What strikes me as most interesting about the film is the treatment of the action scenes. Apart from a wonderful fight between Jet Li and Donnie Yen (which happens in the first fifteen minutes) and some spirited exchanges with Zhang Ziyi, the kung fu boils down to mostly arm flapping and posturing with very little contact between players. It looks more like elaborate dancing, except that each player is dancing by himself, mirroring the emotional isolation of the film. Interestingly, one could argue that the film is in fact a parody of kung fu and swordplay films, with all of the standard hallmarks of the genre being overdone to the point of absurdity.
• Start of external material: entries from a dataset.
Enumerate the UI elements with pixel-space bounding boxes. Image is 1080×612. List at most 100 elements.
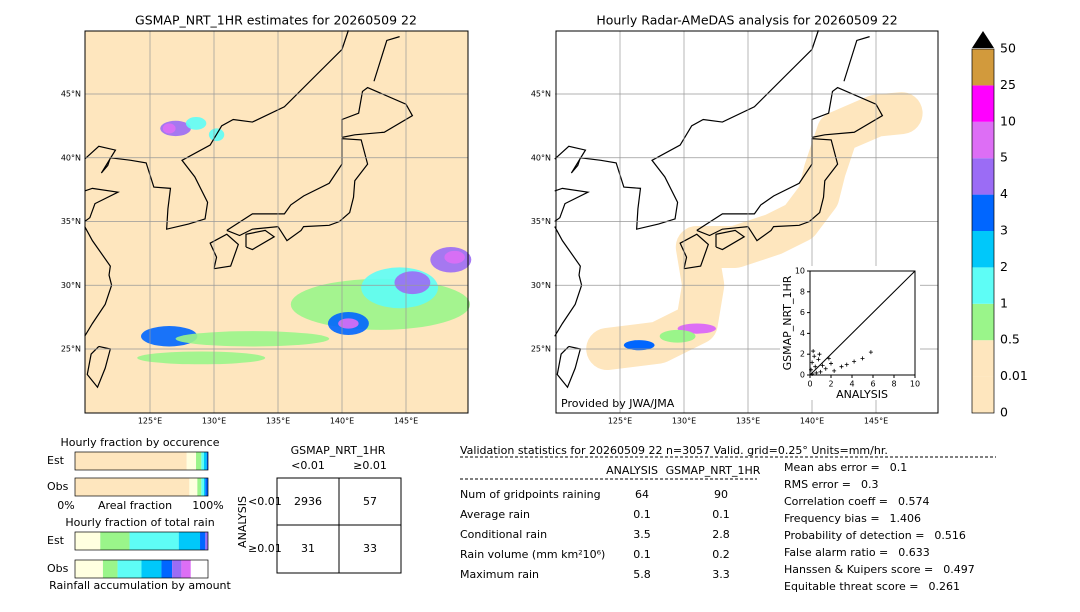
coastline: [209, 233, 240, 270]
lat-label: 40°N: [61, 153, 81, 162]
table-title: GSMAP_NRT_1HR: [291, 444, 386, 457]
score-label: Correlation coeff =: [784, 495, 888, 508]
lon-label: 130°E: [672, 417, 696, 426]
axis-label: Areal fraction: [98, 499, 172, 512]
validation-title: Validation statistics for 20260509 22 n=…: [460, 444, 888, 457]
y-tick-label: 8: [800, 287, 805, 296]
lon-label: 130°E: [202, 417, 226, 426]
point: [829, 361, 833, 366]
point: [823, 366, 828, 371]
score-label: Mean abs error =: [784, 461, 880, 474]
point: [868, 350, 873, 355]
segment: [200, 532, 206, 550]
coastline: [679, 233, 710, 270]
coastline: [715, 229, 746, 251]
score-value: 0.3: [861, 478, 879, 491]
score-label: Hanssen & Kuipers score =: [784, 563, 933, 576]
segment: [161, 560, 173, 578]
colorbar-label: 10: [1000, 113, 1016, 128]
segment: [189, 478, 198, 496]
x-tick-label: 6: [870, 380, 875, 389]
y-tick-label: 4: [800, 329, 805, 338]
axis-label: 0%: [57, 499, 74, 512]
rain-area: [659, 329, 696, 343]
lat-label: 35°N: [61, 217, 81, 226]
credit: Provided by JWA/JMA: [561, 397, 675, 410]
row-title: ANALYSIS: [236, 496, 249, 548]
segment: [205, 478, 208, 496]
coastline: [554, 226, 583, 337]
colorbar-label: 50: [1000, 41, 1016, 56]
left-map: 45°N 40°N 35°N 30°N 25°N 125°E 130°E 135°E 140°E…: [61, 30, 472, 426]
point: [817, 352, 822, 357]
lon-label: 145°E: [394, 417, 418, 426]
segment: [102, 560, 118, 578]
segment: [172, 560, 182, 578]
x-tick-label: 2: [828, 380, 833, 389]
value: 5.8: [633, 568, 651, 581]
colorbar-band: [972, 376, 994, 413]
colorbar-label: 4: [1000, 186, 1008, 201]
row-label: <0.01: [248, 495, 282, 508]
segment: [196, 452, 202, 470]
bar-frame: [74, 451, 209, 471]
rain-area: [444, 250, 465, 264]
rain-area: [175, 331, 330, 347]
x-tick-label: 8: [891, 380, 896, 389]
segment: [186, 452, 197, 470]
value: 3.3: [712, 568, 730, 581]
segment: [75, 560, 103, 578]
inset-bg: [780, 266, 920, 400]
coastline: [373, 36, 400, 82]
point: [832, 368, 837, 373]
bar-frame: [74, 477, 209, 497]
point: [812, 354, 817, 359]
point: [814, 370, 819, 375]
segment: [141, 560, 162, 578]
x-tick-label: 0: [807, 380, 812, 389]
rain-area: [394, 271, 431, 295]
segment: [75, 452, 187, 470]
row-name: Conditional rain: [460, 528, 547, 541]
colorbar-band: [972, 121, 994, 159]
lon-label: 135°E: [736, 417, 760, 426]
segment: [206, 452, 208, 470]
right-map: 45°N 40°N 35°N 30°N 25°N 125°E 130°E 135°E 140°E…: [531, 30, 938, 426]
row-label: Obs: [47, 562, 69, 575]
segment: [205, 532, 208, 550]
coastline: [696, 137, 839, 242]
bar-title: Hourly fraction of total rain: [65, 516, 214, 529]
col-label: <0.01: [291, 459, 325, 472]
point: [818, 369, 823, 374]
colorbar-label: 3: [1000, 223, 1008, 238]
map-frame: [555, 30, 939, 414]
value: 64: [635, 488, 649, 501]
segment: [181, 560, 191, 578]
score-value: 0.497: [943, 563, 975, 576]
y-tick-label: 6: [800, 308, 805, 317]
point: [810, 371, 815, 376]
inset-frame: [809, 270, 916, 376]
lat-label: 45°N: [531, 90, 551, 99]
score-value: 1.406: [890, 512, 922, 525]
point: [811, 349, 816, 354]
row-label: Est: [47, 454, 65, 467]
axis-label: 100%: [192, 499, 223, 512]
coastline: [554, 187, 590, 222]
colorbar-band: [972, 85, 994, 122]
colorbar-band: [972, 158, 994, 195]
coastline: [341, 86, 414, 138]
coastline: [84, 226, 113, 337]
lat-label: 45°N: [61, 90, 81, 99]
cell: 33: [363, 542, 377, 555]
y-tick-label: 2: [800, 350, 805, 359]
point: [809, 367, 814, 372]
colorbar-label: 5: [1000, 150, 1008, 165]
x-tick-label: 4: [849, 380, 854, 389]
x-label: ANALYSIS: [836, 388, 888, 401]
lat-label: 35°N: [531, 217, 551, 226]
col-label: ANALYSIS: [606, 464, 658, 477]
value: 0.2: [712, 548, 730, 561]
lon-label: 145°E: [864, 417, 888, 426]
row-name: Rain volume (mm km²10⁶): [460, 548, 605, 561]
And at the same time, the film is completely devoid of any bloodletting, which becomes increasingly laughable as the film wears on. Excessive artistic blood spurting would seem to be the perfect complement to the outlandish fight scenes, or at least evoke a visceral emotional response, but narry a drop is seen. The characters' clothes don't even get ripped as a result of being run through with a sword, which gives the film an unnatural "play acting" aspect. Even with veteran action experts Ching Siu Tung and Tung Wei involved, director Yimou seems way out of his element here. He either just doesn't get it or he's making fun of it, because it certainly doesn't feel like he's embracing or honoring the swordplay genre.
If you like artsy-fartsy films and appreciate lush cinematography, "Hero" is worth checking out. As always, try to see the original import cut if you can, before Miramax is finished cutting scenes, re-editing sequences, re-writing dialog, and adding an inappropriate hip-hop soundtrack in an attempt to attract mainstream audiences for an eventual American release.